Nash and his wife had to scramble for their living throughout the interwar years, but Nash was helped considerably by his talent and education in design, and his versatility in its use. Besides its being a fundamental part of his abstract, surrealist artistic style, he applied it profitably to such practical items as book jackets, book plates, ceramics, fabrics, posters and even a complete bathroom. Another application was inspired by another friend and colleague, actor, director and theater designer Gordon Scott, who got Nash to adapt his style to the stage. During the 1930s he was a contributing art critic for The Listener. Although he never called himself a modernist, Nash established himself in abstraction and surrealism by 1933, when he became a driving force in the formation of the British modernist group Unit One.
Painting the Battle of Britain
After a second world war broke out in 1939, Nash was appointed by the War Artists’ Advisory Committee to resume his work as a full salaried artist, this time attached to the Royal Air Force. Nash created a great number of paintings during the war’s first year, several of which depicted shot down German aircraft, his subjects ranging from recovered shot-down Messerschmitt Me-109s to the more abstract Battle of Britain , contrasting the free contrails of British fighters with the more orderly German formations, and Totes Meer (dead sea), in which a Channel seascape is encrusted with the carcasses of German aircraft.

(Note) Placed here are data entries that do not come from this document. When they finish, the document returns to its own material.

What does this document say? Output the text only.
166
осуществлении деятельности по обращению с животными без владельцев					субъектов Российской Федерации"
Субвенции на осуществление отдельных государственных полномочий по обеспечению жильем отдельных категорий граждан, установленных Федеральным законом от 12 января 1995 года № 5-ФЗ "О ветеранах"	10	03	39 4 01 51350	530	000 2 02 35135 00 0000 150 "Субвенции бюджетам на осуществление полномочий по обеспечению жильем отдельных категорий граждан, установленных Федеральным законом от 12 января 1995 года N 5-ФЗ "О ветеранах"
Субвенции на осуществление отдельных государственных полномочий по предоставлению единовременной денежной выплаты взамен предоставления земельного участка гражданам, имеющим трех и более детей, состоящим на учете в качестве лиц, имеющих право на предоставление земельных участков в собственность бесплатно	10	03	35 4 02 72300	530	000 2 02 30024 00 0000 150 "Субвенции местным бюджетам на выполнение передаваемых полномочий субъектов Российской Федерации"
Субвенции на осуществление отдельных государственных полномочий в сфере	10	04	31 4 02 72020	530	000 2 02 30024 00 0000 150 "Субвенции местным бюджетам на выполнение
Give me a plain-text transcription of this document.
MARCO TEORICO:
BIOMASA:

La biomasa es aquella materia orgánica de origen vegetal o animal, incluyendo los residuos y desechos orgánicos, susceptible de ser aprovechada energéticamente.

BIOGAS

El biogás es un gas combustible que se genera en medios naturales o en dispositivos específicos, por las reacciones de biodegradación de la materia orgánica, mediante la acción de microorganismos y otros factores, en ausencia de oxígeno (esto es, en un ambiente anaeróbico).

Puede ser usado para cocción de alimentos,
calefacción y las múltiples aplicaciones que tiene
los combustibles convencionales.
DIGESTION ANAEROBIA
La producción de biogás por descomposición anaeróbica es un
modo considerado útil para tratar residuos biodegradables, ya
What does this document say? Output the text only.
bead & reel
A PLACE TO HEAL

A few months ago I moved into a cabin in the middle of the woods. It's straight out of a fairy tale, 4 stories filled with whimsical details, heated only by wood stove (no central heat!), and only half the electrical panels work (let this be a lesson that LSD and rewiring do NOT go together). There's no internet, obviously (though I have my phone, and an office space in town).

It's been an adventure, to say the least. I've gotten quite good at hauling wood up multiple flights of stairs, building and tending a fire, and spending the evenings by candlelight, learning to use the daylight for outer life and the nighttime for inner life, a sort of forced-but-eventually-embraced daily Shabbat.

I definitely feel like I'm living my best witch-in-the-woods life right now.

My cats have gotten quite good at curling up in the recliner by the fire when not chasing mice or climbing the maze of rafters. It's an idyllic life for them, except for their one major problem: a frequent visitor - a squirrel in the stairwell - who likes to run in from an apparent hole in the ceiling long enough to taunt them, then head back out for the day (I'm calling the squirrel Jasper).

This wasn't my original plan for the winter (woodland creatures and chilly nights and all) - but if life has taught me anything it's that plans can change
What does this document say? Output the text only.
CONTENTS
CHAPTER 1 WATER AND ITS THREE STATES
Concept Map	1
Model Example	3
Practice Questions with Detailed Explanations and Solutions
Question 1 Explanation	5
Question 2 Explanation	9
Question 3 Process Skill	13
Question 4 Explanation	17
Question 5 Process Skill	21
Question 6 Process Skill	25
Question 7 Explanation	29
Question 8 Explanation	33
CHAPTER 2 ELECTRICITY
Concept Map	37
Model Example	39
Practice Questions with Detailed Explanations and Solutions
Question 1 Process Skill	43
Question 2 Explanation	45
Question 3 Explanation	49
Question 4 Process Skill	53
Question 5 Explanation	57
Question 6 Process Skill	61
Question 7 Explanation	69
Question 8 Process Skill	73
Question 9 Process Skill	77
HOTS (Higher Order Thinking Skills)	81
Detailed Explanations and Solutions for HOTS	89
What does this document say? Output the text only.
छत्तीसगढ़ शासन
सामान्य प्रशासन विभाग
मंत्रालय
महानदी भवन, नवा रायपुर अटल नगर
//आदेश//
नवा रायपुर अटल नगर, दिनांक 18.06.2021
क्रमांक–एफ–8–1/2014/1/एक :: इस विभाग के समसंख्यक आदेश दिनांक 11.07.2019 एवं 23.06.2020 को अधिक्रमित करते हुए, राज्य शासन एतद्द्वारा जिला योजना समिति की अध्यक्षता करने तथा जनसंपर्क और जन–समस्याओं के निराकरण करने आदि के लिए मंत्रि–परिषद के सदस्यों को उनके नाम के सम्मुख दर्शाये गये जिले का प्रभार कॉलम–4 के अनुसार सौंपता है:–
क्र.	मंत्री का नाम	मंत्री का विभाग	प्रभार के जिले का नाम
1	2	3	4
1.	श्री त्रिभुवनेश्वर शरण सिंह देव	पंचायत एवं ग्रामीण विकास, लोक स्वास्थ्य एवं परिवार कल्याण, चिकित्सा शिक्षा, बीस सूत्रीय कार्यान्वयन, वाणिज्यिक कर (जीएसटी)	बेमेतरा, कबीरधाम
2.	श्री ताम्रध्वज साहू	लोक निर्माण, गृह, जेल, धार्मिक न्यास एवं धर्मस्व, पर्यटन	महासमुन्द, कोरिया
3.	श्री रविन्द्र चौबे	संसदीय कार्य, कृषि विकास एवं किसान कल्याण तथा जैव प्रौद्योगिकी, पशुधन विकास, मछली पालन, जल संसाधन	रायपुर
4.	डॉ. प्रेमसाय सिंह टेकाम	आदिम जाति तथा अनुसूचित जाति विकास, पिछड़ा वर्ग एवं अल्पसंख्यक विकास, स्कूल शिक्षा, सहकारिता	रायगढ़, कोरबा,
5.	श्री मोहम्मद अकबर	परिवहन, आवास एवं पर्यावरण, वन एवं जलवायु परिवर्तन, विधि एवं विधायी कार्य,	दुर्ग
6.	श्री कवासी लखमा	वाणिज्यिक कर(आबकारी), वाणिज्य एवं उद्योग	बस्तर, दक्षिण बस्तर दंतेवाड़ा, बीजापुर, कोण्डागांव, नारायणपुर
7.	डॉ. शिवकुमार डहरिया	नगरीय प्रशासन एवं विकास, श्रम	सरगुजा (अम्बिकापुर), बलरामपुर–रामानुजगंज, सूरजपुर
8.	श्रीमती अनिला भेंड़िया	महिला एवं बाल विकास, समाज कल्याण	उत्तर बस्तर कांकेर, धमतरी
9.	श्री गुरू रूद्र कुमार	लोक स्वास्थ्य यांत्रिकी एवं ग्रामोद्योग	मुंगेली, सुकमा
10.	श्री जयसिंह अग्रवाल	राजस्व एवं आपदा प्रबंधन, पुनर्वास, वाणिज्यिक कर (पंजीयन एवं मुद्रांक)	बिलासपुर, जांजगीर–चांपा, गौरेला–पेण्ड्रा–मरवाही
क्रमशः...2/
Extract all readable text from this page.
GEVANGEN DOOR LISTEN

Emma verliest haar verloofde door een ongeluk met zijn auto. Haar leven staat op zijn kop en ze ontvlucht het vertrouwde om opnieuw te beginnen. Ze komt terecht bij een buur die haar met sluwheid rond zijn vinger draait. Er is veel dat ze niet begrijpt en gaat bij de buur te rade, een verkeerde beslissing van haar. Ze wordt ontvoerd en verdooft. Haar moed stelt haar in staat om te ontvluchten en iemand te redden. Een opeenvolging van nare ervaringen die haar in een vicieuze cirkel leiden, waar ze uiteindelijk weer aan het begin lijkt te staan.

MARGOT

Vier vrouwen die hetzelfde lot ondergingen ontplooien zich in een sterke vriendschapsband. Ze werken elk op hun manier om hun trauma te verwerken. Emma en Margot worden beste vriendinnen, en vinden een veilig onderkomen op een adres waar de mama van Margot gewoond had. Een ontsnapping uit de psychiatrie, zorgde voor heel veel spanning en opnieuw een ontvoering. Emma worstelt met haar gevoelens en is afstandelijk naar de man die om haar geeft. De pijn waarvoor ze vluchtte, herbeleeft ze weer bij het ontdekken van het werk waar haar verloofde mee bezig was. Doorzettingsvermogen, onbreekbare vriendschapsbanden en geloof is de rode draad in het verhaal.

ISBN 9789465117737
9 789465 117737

Although his works were well-received by the public, the Air Ministry did not take approvingly to Nash’s modernist style, nor to his unwillingness to concentrate on portraits of aircrewmen. In December 1940 the WAAC canceled his full-time contract; but its chairman, Kenneth Clark, appreciated Nash’s talents enough to be left aghast at his own committee’s decision. In January 1941 Clark persuaded the WAAC to lay aside five hundred pounds for his work in aerial combat, starting with two series of watercolors, Raiders and Aerial Creatures.
By 1944 the fortunes of war had turned in the Allies’ favor, and Nash marked the occasion with one of his most abstract works, Battle of Germany. Contrasting with the faraway, inviolable moon—a stabilizing, natural presence in many of his landscapes dating back to World War I—a German factory is subjected many times over to the man-made horrors that the Luftwaffe had previously visited on British cities.
The last 18 months of Nash’s life were spent in Dorset in what he called “reclusing melancholy.” Although his asthma prevented him from flying in aircraft, he had been coming to terms with death using aerial metaphors, stating that souls of the dead were “winged creatures…not unlike the ghost moth.” Paul Nash died aged 57, of heart failure related to his years of asthma at Boscombe, Dorset on July 11, 1946.